A key part of this will be ensuring thorough and reliable disclosure to tackle any hint of greenwashing.
We knew reporting requirements were coming, with the Chancellor previously saying large companies will be expected have transition plans in place by 2023. But rather than waiting for guidance from the UKTPT, businesses large and small need to start assessing their environmental impact now to ease the burden of the reporting task later on, and get a grasp of any potential reputational risks that go hand in hand with not making and adhering to meaningful, science-based targets.
From 6 April 2022, over 1,300 of the UK’s largest companies and financial institutions will be required to disclose climate-related financial information on a mandatory basis – in line with recommendations from the Task Force on Climate-Related Financial Disclosures (TCFD). This will include many of the UK’s largest traded companies, banks and insurers, as well as private companies with over 500 employees and £500 million in turnover.
This month, the Financial Conduct Authority (FCA) announced that it has finalised rules for listed companies to disclose on diversity and inclusion at the board and executive committee level, beginning from financial periods starting from 1 April 2022.
Under the new listing rules, companies will have to include a statement in their annual financial report setting out if they have met specific diversity targets set by the regulator.
Also this month, The Better Business Act campaign, co-chaired by Mary Portas, the retail guru, called on the Government to amend Section 172 of the Companies Act to ensure businesses are legally responsible for benefiting workers, customers, communities and the environment while delivering profit. Their hope is that The Better Business Act is included in the upcoming Queen’s Speech and if it succeeds, it will mark a fundamental shift towards stakeholder capitalism.

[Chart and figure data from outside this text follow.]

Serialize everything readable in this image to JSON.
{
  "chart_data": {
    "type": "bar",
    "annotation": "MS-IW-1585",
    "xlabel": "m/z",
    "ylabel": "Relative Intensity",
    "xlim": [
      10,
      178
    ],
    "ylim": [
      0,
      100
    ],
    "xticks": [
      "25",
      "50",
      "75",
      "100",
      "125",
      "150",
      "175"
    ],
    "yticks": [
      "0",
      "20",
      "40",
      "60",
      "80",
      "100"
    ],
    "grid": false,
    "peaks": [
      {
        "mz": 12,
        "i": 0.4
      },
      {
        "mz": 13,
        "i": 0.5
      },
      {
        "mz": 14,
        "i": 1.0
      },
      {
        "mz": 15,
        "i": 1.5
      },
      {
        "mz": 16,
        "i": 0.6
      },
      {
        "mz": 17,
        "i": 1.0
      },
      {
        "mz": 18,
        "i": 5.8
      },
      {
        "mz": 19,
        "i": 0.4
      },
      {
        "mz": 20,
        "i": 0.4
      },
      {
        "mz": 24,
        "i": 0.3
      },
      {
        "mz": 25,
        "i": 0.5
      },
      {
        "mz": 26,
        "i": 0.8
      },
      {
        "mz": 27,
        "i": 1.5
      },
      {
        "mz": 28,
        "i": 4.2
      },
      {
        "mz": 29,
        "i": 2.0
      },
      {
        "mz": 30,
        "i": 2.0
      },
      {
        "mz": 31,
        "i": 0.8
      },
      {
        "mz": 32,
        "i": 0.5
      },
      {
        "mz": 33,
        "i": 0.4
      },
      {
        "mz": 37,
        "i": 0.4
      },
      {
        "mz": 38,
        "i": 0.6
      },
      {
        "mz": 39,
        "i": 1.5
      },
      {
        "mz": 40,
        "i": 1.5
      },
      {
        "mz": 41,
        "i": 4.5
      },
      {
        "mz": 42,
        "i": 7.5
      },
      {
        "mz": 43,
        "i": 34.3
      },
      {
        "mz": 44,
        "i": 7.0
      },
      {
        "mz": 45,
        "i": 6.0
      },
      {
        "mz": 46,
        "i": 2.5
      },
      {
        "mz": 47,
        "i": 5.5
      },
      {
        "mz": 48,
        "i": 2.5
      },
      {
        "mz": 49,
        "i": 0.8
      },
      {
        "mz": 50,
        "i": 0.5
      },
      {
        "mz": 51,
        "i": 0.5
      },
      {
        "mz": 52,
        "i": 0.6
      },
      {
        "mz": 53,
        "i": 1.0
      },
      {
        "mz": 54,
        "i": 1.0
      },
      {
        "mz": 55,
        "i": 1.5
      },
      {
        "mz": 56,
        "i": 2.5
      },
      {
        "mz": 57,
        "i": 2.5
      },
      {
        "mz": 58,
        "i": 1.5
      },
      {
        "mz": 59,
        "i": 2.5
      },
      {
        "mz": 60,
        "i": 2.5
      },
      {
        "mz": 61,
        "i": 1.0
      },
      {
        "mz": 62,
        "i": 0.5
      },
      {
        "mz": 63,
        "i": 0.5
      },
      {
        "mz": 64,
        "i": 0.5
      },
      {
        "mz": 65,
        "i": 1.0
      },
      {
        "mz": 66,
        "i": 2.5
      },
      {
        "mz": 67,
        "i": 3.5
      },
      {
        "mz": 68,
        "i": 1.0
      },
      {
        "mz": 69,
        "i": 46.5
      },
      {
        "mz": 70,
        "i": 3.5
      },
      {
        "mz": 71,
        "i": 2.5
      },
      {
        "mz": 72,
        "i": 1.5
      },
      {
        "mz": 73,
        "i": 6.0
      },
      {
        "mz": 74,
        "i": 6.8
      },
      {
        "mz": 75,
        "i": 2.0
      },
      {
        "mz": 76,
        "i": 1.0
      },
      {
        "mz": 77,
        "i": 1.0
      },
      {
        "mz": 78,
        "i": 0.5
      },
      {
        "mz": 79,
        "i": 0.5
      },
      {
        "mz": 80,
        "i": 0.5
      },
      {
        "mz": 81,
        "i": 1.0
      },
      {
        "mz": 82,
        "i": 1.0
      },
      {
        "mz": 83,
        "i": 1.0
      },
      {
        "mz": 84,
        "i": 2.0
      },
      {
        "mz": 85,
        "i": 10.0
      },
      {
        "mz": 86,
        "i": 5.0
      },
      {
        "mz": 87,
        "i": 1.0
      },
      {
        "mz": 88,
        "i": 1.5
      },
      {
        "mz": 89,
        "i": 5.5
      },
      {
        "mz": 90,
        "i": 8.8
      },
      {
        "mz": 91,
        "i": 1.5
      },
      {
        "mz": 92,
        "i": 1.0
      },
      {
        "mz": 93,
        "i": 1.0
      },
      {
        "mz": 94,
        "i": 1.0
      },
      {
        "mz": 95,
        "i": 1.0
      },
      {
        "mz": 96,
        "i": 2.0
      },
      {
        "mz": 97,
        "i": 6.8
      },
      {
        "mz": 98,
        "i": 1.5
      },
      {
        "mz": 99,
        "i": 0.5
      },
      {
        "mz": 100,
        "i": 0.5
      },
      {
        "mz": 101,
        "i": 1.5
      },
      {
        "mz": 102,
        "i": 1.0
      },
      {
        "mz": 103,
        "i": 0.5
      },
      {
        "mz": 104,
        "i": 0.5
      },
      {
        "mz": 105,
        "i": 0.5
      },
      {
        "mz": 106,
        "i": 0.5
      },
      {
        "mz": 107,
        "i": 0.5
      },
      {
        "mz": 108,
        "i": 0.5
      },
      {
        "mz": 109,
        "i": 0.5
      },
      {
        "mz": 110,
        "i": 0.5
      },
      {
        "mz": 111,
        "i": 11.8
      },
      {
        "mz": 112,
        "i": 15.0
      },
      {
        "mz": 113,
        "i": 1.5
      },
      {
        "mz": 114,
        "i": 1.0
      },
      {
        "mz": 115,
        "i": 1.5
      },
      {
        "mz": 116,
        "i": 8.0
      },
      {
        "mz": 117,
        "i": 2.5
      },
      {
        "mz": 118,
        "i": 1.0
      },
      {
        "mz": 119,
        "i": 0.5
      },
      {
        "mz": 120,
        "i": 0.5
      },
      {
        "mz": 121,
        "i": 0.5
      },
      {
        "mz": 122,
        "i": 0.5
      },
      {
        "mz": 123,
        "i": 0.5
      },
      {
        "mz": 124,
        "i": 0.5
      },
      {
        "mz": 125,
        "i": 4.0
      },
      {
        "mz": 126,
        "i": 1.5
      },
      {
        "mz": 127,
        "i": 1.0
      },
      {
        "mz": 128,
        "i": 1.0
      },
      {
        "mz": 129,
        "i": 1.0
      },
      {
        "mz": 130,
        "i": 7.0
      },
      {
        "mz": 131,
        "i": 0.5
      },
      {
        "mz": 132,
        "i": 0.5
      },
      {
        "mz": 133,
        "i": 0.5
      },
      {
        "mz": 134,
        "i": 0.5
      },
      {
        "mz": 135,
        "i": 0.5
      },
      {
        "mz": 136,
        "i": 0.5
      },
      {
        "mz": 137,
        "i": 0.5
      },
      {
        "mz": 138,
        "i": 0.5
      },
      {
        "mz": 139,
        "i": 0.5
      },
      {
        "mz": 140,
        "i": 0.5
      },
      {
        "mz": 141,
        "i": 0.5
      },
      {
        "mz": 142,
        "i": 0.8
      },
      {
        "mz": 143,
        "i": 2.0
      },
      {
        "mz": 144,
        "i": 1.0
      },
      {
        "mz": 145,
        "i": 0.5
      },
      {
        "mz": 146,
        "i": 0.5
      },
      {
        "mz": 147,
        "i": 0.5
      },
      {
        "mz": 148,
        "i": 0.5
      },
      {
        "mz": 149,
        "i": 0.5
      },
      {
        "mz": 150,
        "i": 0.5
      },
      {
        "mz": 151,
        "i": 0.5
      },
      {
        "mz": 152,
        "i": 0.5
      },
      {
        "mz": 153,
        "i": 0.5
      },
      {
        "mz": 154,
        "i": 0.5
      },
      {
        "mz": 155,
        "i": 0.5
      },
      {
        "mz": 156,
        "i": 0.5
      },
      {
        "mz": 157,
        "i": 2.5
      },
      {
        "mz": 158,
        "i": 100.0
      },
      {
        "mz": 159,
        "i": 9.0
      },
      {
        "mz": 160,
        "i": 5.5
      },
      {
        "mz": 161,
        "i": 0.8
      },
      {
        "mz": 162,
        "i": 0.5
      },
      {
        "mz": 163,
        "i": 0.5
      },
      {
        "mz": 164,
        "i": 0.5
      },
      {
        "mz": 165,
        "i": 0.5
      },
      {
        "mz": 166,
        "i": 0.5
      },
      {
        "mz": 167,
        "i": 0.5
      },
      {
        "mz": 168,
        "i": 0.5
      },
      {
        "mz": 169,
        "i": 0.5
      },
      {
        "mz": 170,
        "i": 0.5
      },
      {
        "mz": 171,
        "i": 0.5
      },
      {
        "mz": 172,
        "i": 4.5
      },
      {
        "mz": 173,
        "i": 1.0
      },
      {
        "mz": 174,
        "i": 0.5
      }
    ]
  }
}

With support of over 1,000 companies, the campaign says that 76% of people in the UK want businesses to be legally responsible for their impact.
And research published this week from think tank Onward shows that despite the unprecedented cost of living crisis and criticism of the net zero strategy from places such as the Net Zero Scrutiny Group and Nigel Farage, the UK public remain strongly supportive of the net zero mission. The findings showed that the Conservative party could lose two in five (39%) of 2019 Conservative voters if it scrapped its climate commitments. This is significant because we are only seven months away from COP27 when the world will be expected to pledge far more stringent carbon reduction targets and plans to safeguard biodiversity and the natural world, so it’s vital that politicians understand that public support continues to be strong despite other societal pressures.